M. Hardinge changea tout à coup de figure. L’expression de joie qui l’animait fit place à un air d’abattement et de mélancolie. Quoiqu’il fût impossible d’être moins observateur que le bon ministre dans toutes les affaires ordinaires de la vie, il était évident que pour cette fois il avait pourtant remarqué quelque chose de nature à l’inquiéter.

— Ah ! Grace, répondit-il en hésitant, elle est ici, la chère enfant, toute seule, et elle n’a plus sa gaieté ni ses couleurs d’autrefois. C’est pour elle aussi que je suis charmé de votre retour. Je crains qu’elle ne soit pas bien ; il y a plus d’une semaine que je veux envoyer chercher un médecin ; mais elle s’y refuse obstinément en disant que cela n’est pas nécessaire. Lorsque je la regarde, sa beauté a un caractère qui m’effraie malgré moi, Miles. Vous connaissez Grace : elle a toujours paru appartenir au ciel plus qu’à la terre ; maintenant je crois toujours voir un séraphin qui pleure sur les péchés des hommes.
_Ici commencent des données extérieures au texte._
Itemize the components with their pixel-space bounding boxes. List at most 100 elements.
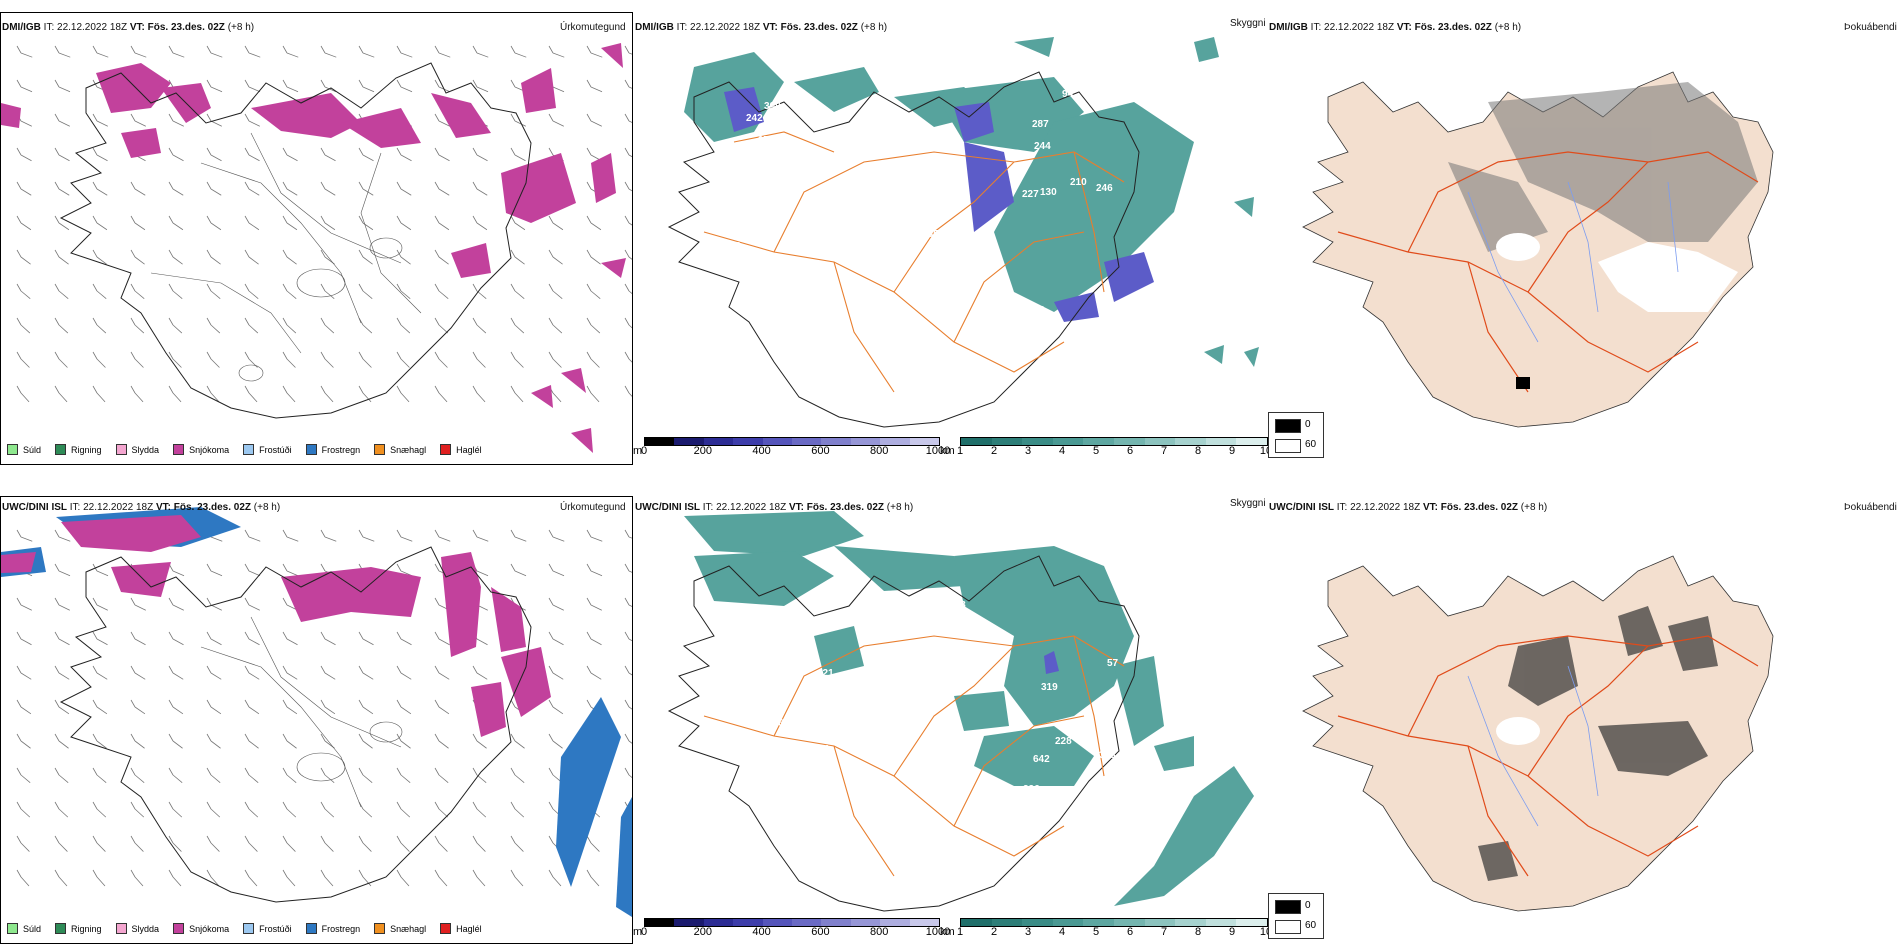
wind-barb bbox=[54, 283, 69, 299]
colorbar-tick: 0 bbox=[640, 926, 648, 938]
visibility-panel-bottom: 319 228 188 236 387 760 695 254 642 57 985 51 404 456… bbox=[634, 496, 1268, 916]
wind-barb bbox=[472, 767, 487, 784]
visibility-value-label: 80 bbox=[836, 133, 848, 144]
wind-barb bbox=[510, 733, 525, 749]
legend-label: Slydda bbox=[131, 444, 160, 455]
wind-barb bbox=[358, 45, 375, 58]
wind-barb bbox=[358, 631, 374, 646]
visibility-panel-top: 244 202 001 261 162 189 170 56 176 130 387 52 227 246… bbox=[634, 12, 1268, 432]
wind-barb bbox=[92, 45, 109, 58]
legend-label: Rigning bbox=[71, 444, 102, 455]
wind-barb bbox=[54, 215, 70, 231]
colorbar-segment bbox=[880, 919, 910, 926]
wind-barb bbox=[130, 733, 145, 749]
wind-barb bbox=[320, 45, 337, 58]
wind-barb bbox=[320, 699, 336, 715]
wind-barb bbox=[244, 79, 261, 93]
visibility-unit-top: km bbox=[940, 445, 955, 457]
wind-barb bbox=[510, 147, 526, 162]
wind-barb bbox=[206, 665, 222, 680]
colorbar-tick: 7 bbox=[1160, 445, 1168, 457]
wind-barb bbox=[244, 181, 260, 196]
precip-legend-bottom: Súld Rigning Slydda Snjókoma Frostúði Frostre… bbox=[7, 923, 482, 934]
wind-barb bbox=[92, 147, 108, 162]
fog-map-bottom bbox=[1302, 555, 1774, 912]
visibility-value-label: 76 bbox=[894, 261, 906, 272]
visibility-value-label: 287 bbox=[1032, 119, 1049, 130]
wind-barb bbox=[548, 45, 565, 58]
wind-barb bbox=[396, 317, 411, 334]
fog-legend-top: 0 60 bbox=[1268, 412, 1324, 458]
wind-barb bbox=[92, 699, 108, 715]
visibility-value-label: 157 bbox=[900, 237, 917, 248]
visibility-value-label: 421 bbox=[817, 668, 834, 679]
wind-barb bbox=[624, 317, 632, 329]
visibility-value-label: 188 bbox=[949, 600, 966, 611]
wind-barb bbox=[586, 835, 600, 852]
visibility-value-label: 130 bbox=[1040, 187, 1057, 198]
wind-barb bbox=[92, 631, 108, 646]
wind-barb bbox=[472, 733, 487, 749]
colorbar-segment bbox=[703, 919, 734, 926]
header-precip-bottom: UWC/DINI ISL IT: 22.12.2022 18Z VT: Fös.… bbox=[2, 502, 281, 513]
visibility-value-label: 254 bbox=[779, 750, 796, 761]
wind-barb bbox=[244, 767, 259, 784]
wind-barb bbox=[282, 631, 298, 646]
fog-roads bbox=[1337, 635, 1759, 877]
wind-barb bbox=[320, 385, 334, 403]
wind-barb bbox=[206, 317, 221, 334]
wind-barb bbox=[434, 529, 451, 542]
wind-barb bbox=[396, 147, 412, 162]
legend-label: Súld bbox=[23, 444, 42, 455]
wind-barb bbox=[206, 835, 220, 852]
wind-barb bbox=[434, 869, 448, 887]
legend-swatch bbox=[305, 444, 317, 455]
wind-barb bbox=[92, 351, 106, 368]
wind-barb bbox=[434, 385, 448, 403]
legend-item: Rigning bbox=[55, 923, 102, 934]
wind-barb bbox=[548, 283, 563, 299]
legend-item: Slydda bbox=[115, 923, 159, 934]
wind-barb bbox=[624, 45, 632, 55]
legend-swatch bbox=[440, 444, 452, 455]
wind-barb bbox=[548, 699, 564, 715]
wind-barb bbox=[130, 385, 144, 403]
legend-item: Snæhagl bbox=[374, 444, 426, 455]
wind-barb bbox=[92, 563, 109, 577]
legend-item: Snjókoma bbox=[173, 444, 229, 455]
wind-barb bbox=[16, 529, 33, 542]
wind-barb bbox=[624, 147, 632, 158]
wind-barb bbox=[624, 181, 632, 192]
wind-barb bbox=[168, 351, 182, 368]
colorbar-segment bbox=[762, 919, 793, 926]
wind-barb bbox=[396, 181, 412, 196]
precip-panel-bottom: Súld Rigning Slydda Snjókoma Frostúði Frostre… bbox=[0, 496, 633, 944]
height-colorbar-bottom bbox=[644, 918, 940, 927]
wind-barb bbox=[244, 45, 261, 58]
panel-title-precip-bottom: Úrkomutegund bbox=[560, 502, 626, 513]
wind-barb bbox=[54, 665, 70, 680]
visibility-value-label: 286 bbox=[767, 718, 784, 729]
wind-barb bbox=[168, 283, 183, 299]
visibility-value-label: 51 bbox=[895, 696, 907, 707]
colorbar-tick: 1 bbox=[956, 445, 964, 457]
iceland-outline bbox=[667, 555, 1140, 912]
colorbar-segment bbox=[733, 919, 763, 926]
wind-barb bbox=[244, 147, 260, 162]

— Je crains bien que Rupert n’ait raison, et que Grace ne soit sérieusement malade.

— J’espère que non, mon enfant. Elle n’est pas à son ordinaire, il est vrai ; mais son esprit, ses pensées, toutes ses affections, si je puis dire, sont tournées vers le ciel. Il semble que la grâce ait opéré en elle d’une manière toute particulière. Elle ne lit plus que des livres de dévotion ; elle médite, et je suis sûr qu’elle est en prières, du matin au soir. Voilà pourquoi elle s’est retirée du monde, et elle refuse toutes les invitations de Lucie. Vous savez à quel point elles s’aiment ; en bien ! cependant toutes les instances sont inutiles : Grace ne veut pas aller à New-York, bien qu’elle sache que Lucie ne peut pas venir ici.